ZOA National President Morton A. Klein said, “J Street has not only endorsed the essentially racist, discriminatory position that Jews and only Jews, because they are Jews, should be barred from living in or moving to Judea, Samaria and eastern Jerusalem, the religious, historical and legal heartland of the Jewish people. It also opposes the U.S. vetoing a U.N. Security Council resolution condemning Israel for not instituting such a policy. In short, it wants such a resolution to pass. This is a disgrace and Cong. Ackerman was right to dissociate himself from this tainted, malign group.


 


“We should take note: U.N. Security Council resolutions are regarded as binding international law. J Street wants Israel to be condemned and its future actions enabling and sustaining the lives of Jews in Judea, Samaria and eastern Jerusalem to be labeled criminal. Here we see the essential extremism and hostility to Israel of J Street – it is not content to disagree with Jews who live in these territories or the policies of the Israeli government – it wants to criminalize these people and the Israeli government.


 


“Moreover, such a resolution would be a distortion of international law. In 1948, Jordan invaded Israel and illegally occupied and annexed the territories in question.

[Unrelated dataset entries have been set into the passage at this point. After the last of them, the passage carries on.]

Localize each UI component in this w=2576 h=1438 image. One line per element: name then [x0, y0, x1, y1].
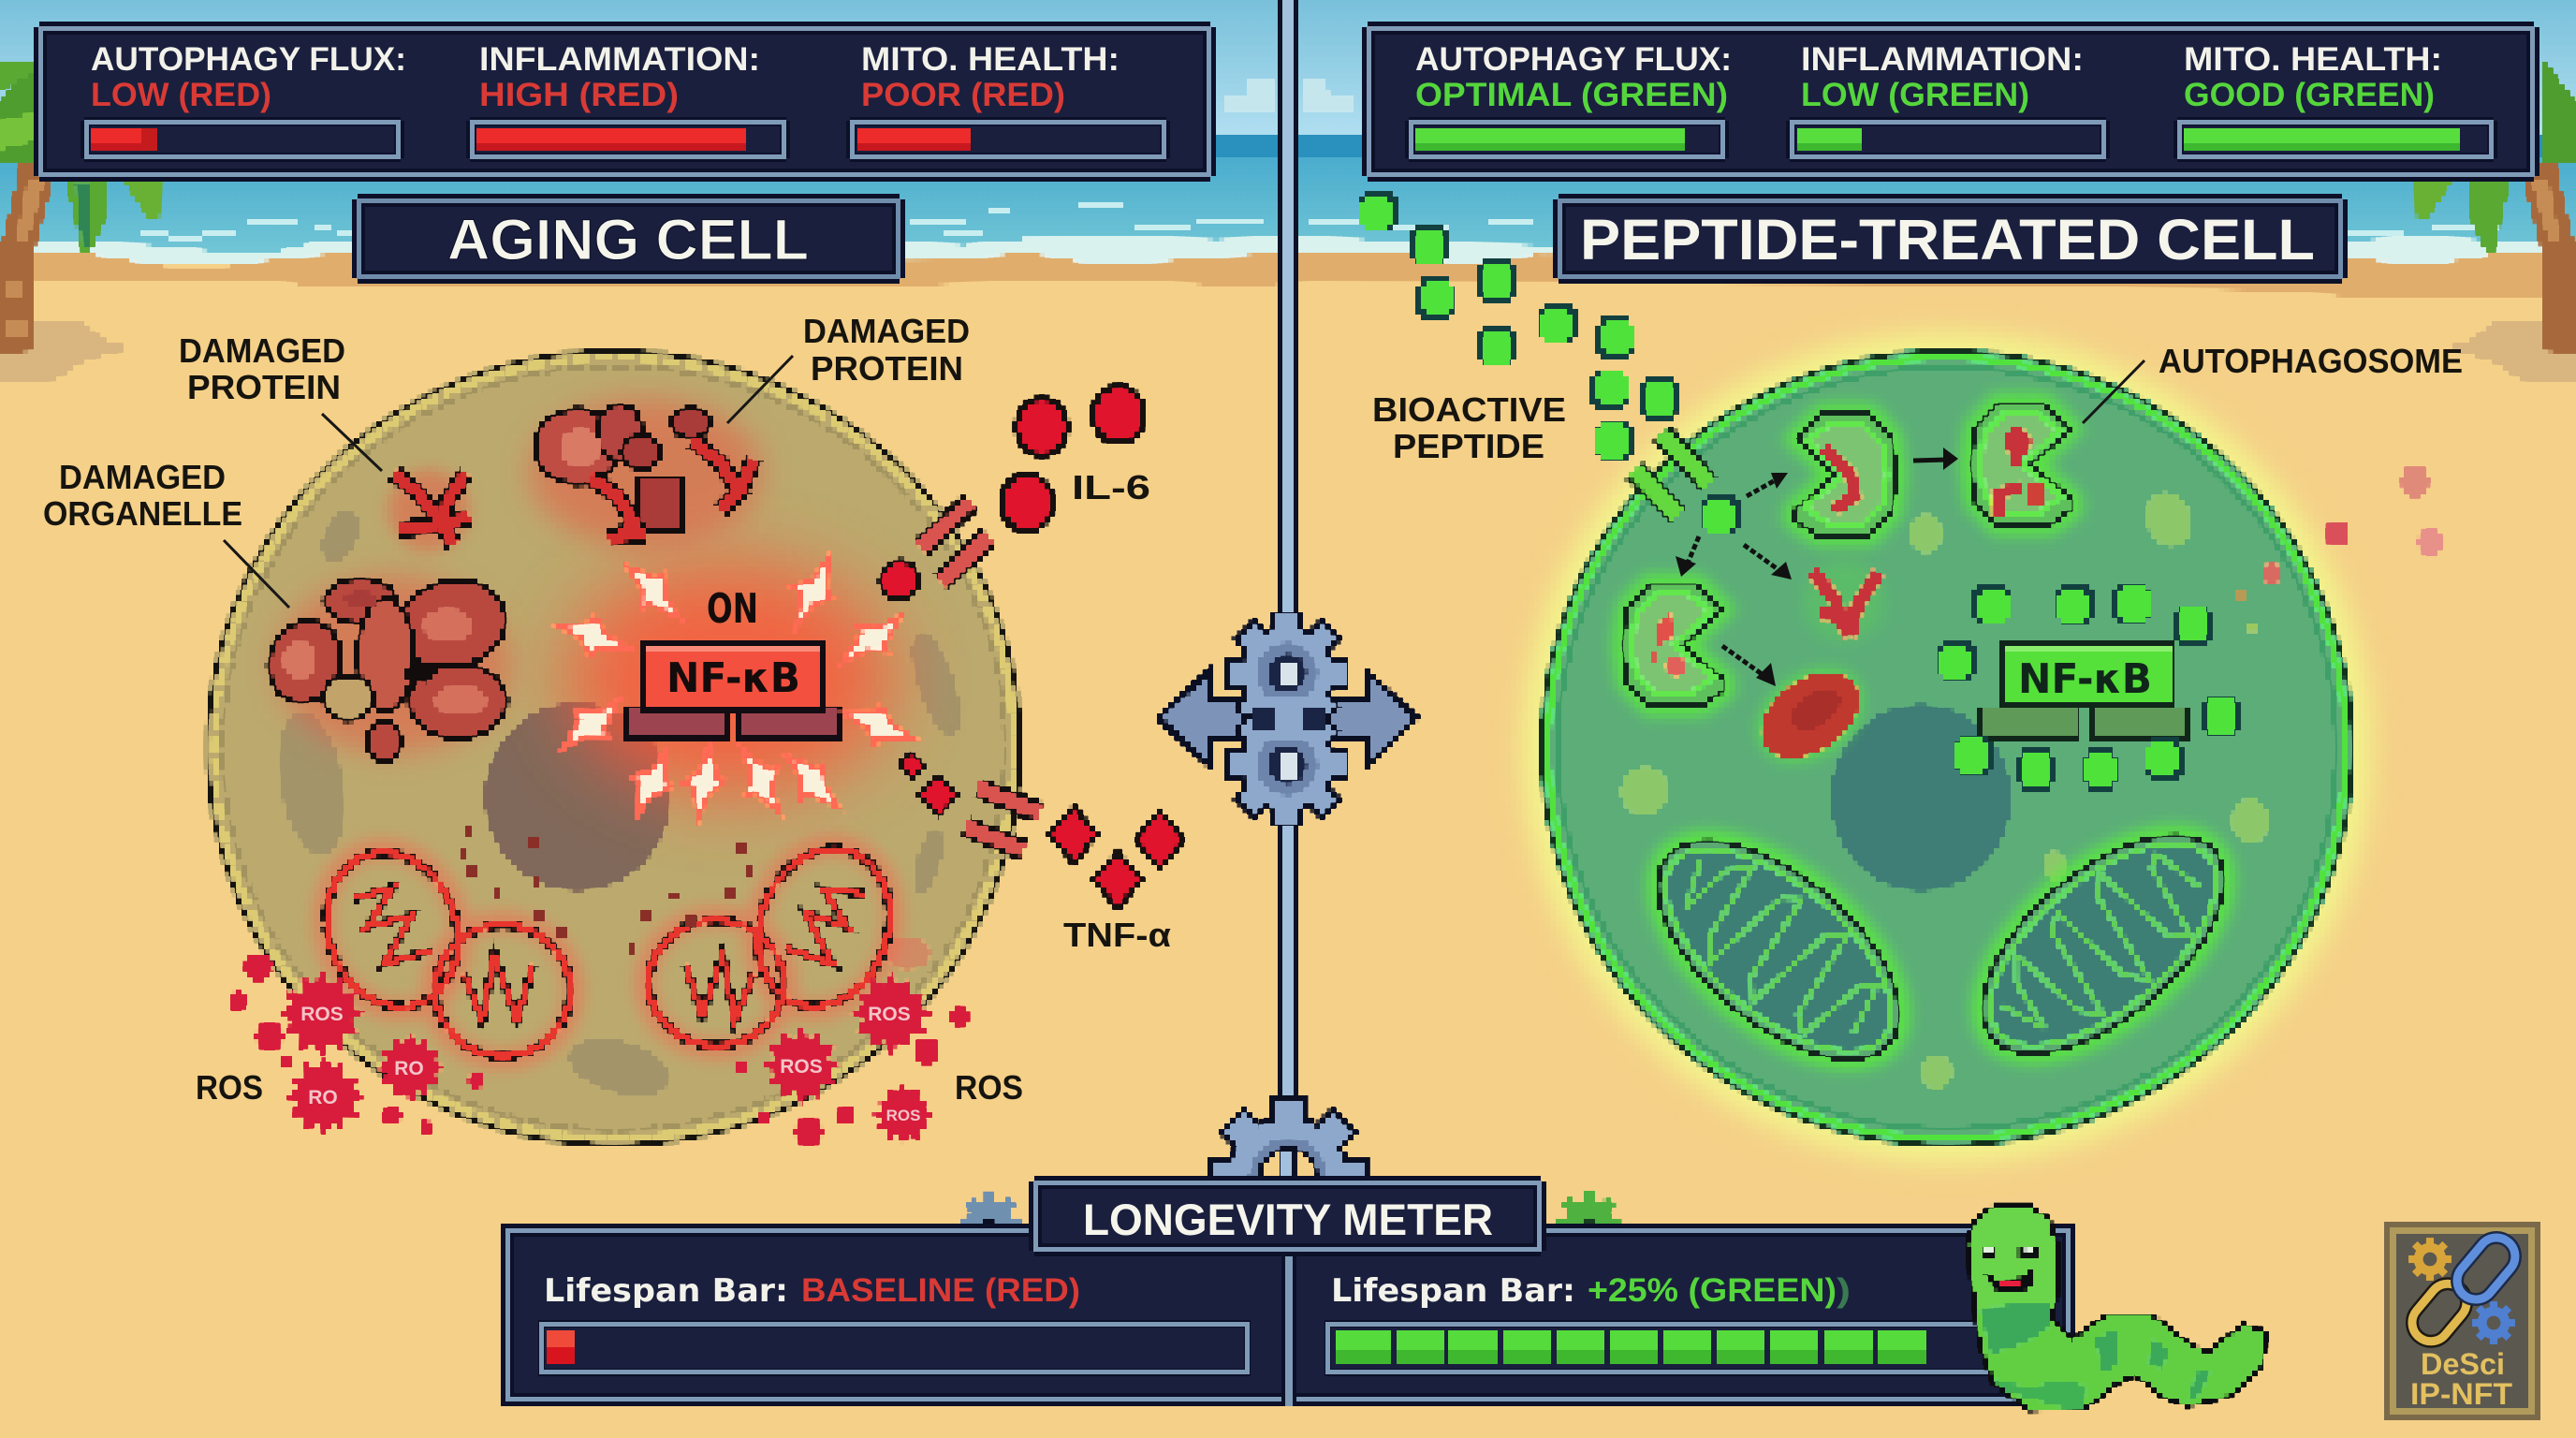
panel: aging cell stats — [34, 22, 1216, 182]
damaged protein small — [388, 469, 470, 551]
IL-6 molecules — [881, 387, 1144, 600]
lifespan bar baseline: BASELINE (RED) — [801, 1272, 1080, 1309]
IL-6 receptor — [920, 503, 989, 582]
lifespan bar plus 25 percent — [1325, 1272, 2020, 1376]
label: damaged protein left: DAMAGED — [179, 331, 345, 370]
ON label: ON — [707, 585, 758, 633]
palm tree right — [2415, 58, 2576, 384]
protein fragments inside autophagosomes — [1651, 428, 2045, 677]
label: bioactive peptide — [1372, 390, 1566, 465]
TNF receptor — [965, 787, 1039, 850]
DeSci IP-NFT badge: DeSci — [2421, 1347, 2505, 1381]
lifespan bar plus 25 percent: Lifespan Bar: — [1331, 1272, 1575, 1310]
stat: mito health poor — [846, 41, 1170, 162]
damaged mitochondrion left — [300, 829, 574, 1060]
ROS star labels: ROS — [868, 1004, 911, 1025]
stat: mito health poor: MITO. HEALTH: — [861, 41, 1120, 78]
label: IL-6: IL-6 — [1072, 468, 1150, 506]
label: damaged protein left — [179, 331, 345, 406]
stat: mito health good — [2174, 41, 2497, 162]
stat: autophagy flux low — [80, 41, 406, 162]
center gears and arrows — [1159, 615, 1416, 823]
stat: mito health poor: POOR (RED) — [861, 77, 1065, 113]
stat: inflammation low: LOW (GREEN) — [1801, 77, 2029, 113]
autophagosome with red fragments — [1970, 404, 2072, 525]
autophagosome digesting organelle — [1622, 584, 1724, 706]
label: autophagosome: AUTOPHAGOSOME — [2159, 342, 2463, 380]
stat: mito health good: MITO. HEALTH: — [2184, 41, 2442, 78]
label: damaged organelle — [43, 458, 242, 533]
stat: autophagy flux low: LOW (RED) — [91, 77, 271, 113]
arrows — [1676, 448, 1958, 686]
arrow left — [1159, 671, 1254, 766]
NF-kB subunits and box — [624, 639, 842, 740]
label: bioactive peptide: BIOACTIVE — [1372, 390, 1566, 429]
lifespan bar baseline — [538, 1272, 1251, 1376]
small blue gear — [960, 1191, 1022, 1224]
blue gear — [2472, 1301, 2515, 1344]
gear upper — [1229, 615, 1345, 731]
label: damaged protein right — [803, 312, 970, 388]
gear lower — [1229, 707, 1345, 823]
label: damaged organelle: ORGANELLE — [43, 494, 242, 533]
stat: autophagy flux optimal: AUTOPHAGY FLUX: — [1415, 41, 1732, 78]
stat: inflammation high: HIGH (RED) — [479, 77, 679, 113]
label: ROS right: ROS — [955, 1068, 1023, 1107]
damaged protein being cleared — [1803, 560, 1885, 642]
ROS star labels: ROS — [780, 1056, 823, 1078]
ROS star labels — [300, 1004, 920, 1124]
NF-kB glow — [566, 562, 894, 796]
receptor — [1634, 433, 1708, 515]
stat: mito health good: GOOD (GREEN) — [2184, 77, 2435, 113]
center divider pole — [1278, 0, 1298, 1180]
panel: longevity meter — [501, 1176, 2075, 1406]
base half gear — [1208, 1095, 1370, 1176]
stat: autophagy flux optimal — [1405, 41, 1732, 162]
TNF-alpha molecules — [899, 753, 1183, 908]
panel: peptide-treated cell diagram — [1357, 191, 2463, 1162]
lifespan bar plus 25 percent: ) — [1837, 1272, 1851, 1309]
gold gear — [2408, 1238, 2452, 1281]
stat: inflammation low: INFLAMMATION: — [1801, 41, 2084, 78]
label: damaged organelle: DAMAGED — [59, 458, 226, 496]
damaged mitochondrion right — [645, 826, 915, 1049]
heading: peptide-treated cell: PEPTIDE-TREATED CELL — [1580, 208, 2315, 271]
NF-kB treated label: NF-κB — [2018, 655, 2152, 703]
heading: longevity meter: LONGEVITY METER — [1083, 1195, 1493, 1244]
small green gear — [1556, 1191, 1621, 1224]
label: damaged protein right: PROTEIN — [811, 349, 963, 388]
peptide dots around NF-kB — [1937, 583, 2241, 790]
label: bioactive peptide: PEPTIDE — [1393, 427, 1544, 465]
arrow right — [1320, 671, 1416, 766]
lifespan bar plus 25 percent: +25% (GREEN) — [1588, 1272, 1837, 1309]
stat: inflammation low — [1786, 41, 2110, 162]
healthy mitochondrion left — [1620, 801, 1937, 1099]
bioactive peptide dots — [1357, 191, 1740, 536]
heading: longevity meter — [1029, 1176, 1546, 1256]
label: TNF-alpha: TNF-α — [1063, 916, 1171, 954]
damaged organelle — [257, 569, 516, 762]
healthy mitochondrion right — [1945, 796, 2261, 1093]
stat: autophagy flux optimal: OPTIMAL (GREEN) — [1415, 77, 1728, 113]
cell membrane and cytoplasm — [205, 348, 1183, 1148]
mitochondria debris — [459, 824, 754, 954]
panel: aging cell diagram — [43, 312, 1183, 1148]
label: ROS left: ROS — [196, 1068, 263, 1107]
lifespan bar baseline: Lifespan Bar: — [544, 1272, 788, 1310]
blue chain link — [2450, 1230, 2523, 1307]
lightning bolts — [551, 551, 918, 822]
worm mascot — [1966, 1202, 2269, 1414]
cell membrane and cytoplasm — [1357, 191, 2442, 1162]
label: damaged protein left: PROTEIN — [187, 368, 341, 406]
stat: autophagy flux low: AUTOPHAGY FLUX: — [91, 41, 406, 78]
nucleus — [484, 702, 671, 891]
NF-kB subunits and box — [1978, 641, 2190, 741]
DeSci IP-NFT badge: IP-NFT — [2410, 1377, 2512, 1411]
label: damaged protein right: DAMAGED — [803, 312, 970, 350]
heading: aging cell — [352, 194, 905, 284]
gold chain link — [2405, 1276, 2474, 1349]
heading: aging cell: AGING CELL — [447, 208, 809, 271]
leader line: autophagosome — [2083, 360, 2144, 423]
damaged organelle being cleared — [1742, 651, 1879, 780]
heading: peptide-treated cell — [1553, 194, 2348, 284]
ROS star labels: RO — [308, 1087, 338, 1108]
stat: inflammation high — [466, 41, 790, 162]
floating cleared particles — [2236, 465, 2442, 632]
ROS star labels: RO — [394, 1058, 424, 1079]
stat: inflammation high: INFLAMMATION: — [479, 41, 760, 78]
panel: treated cell stats — [1362, 22, 2539, 182]
ROS star labels: ROS — [886, 1107, 920, 1124]
palm tree left — [0, 58, 161, 384]
worm face — [1983, 1248, 2039, 1294]
NF-kB aging label: NF-κB — [666, 654, 800, 702]
autophagosome engulfing protein — [1794, 414, 1896, 536]
ROS star labels: ROS — [300, 1004, 344, 1025]
damaged protein cluster — [529, 398, 763, 548]
DeSci IP-NFT badge — [2384, 1222, 2540, 1420]
ROS stars — [228, 953, 969, 1146]
leader lines — [224, 356, 793, 608]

The United Nations refused to recognize Jordan’s annexation and sovereignty over these lands. These territories are simply unallocated land under international law. Additionally, as Israel captured these lands in a defensive war in 1967 which Jordan initiated, it is clear that Israel is not illegally occupying someone else’s sovereign territory.


 


“J Street has proved itself again to beyond the pale of a wide spectrum of pro-Israel opinion and should be shunned by the American Jewish community and all supporters of Israel, irrespective of political opinion. The ZOA calls upon all Members of Congress who have relations with J Street to follow Cong. Ackerman’s lead and end those relations.”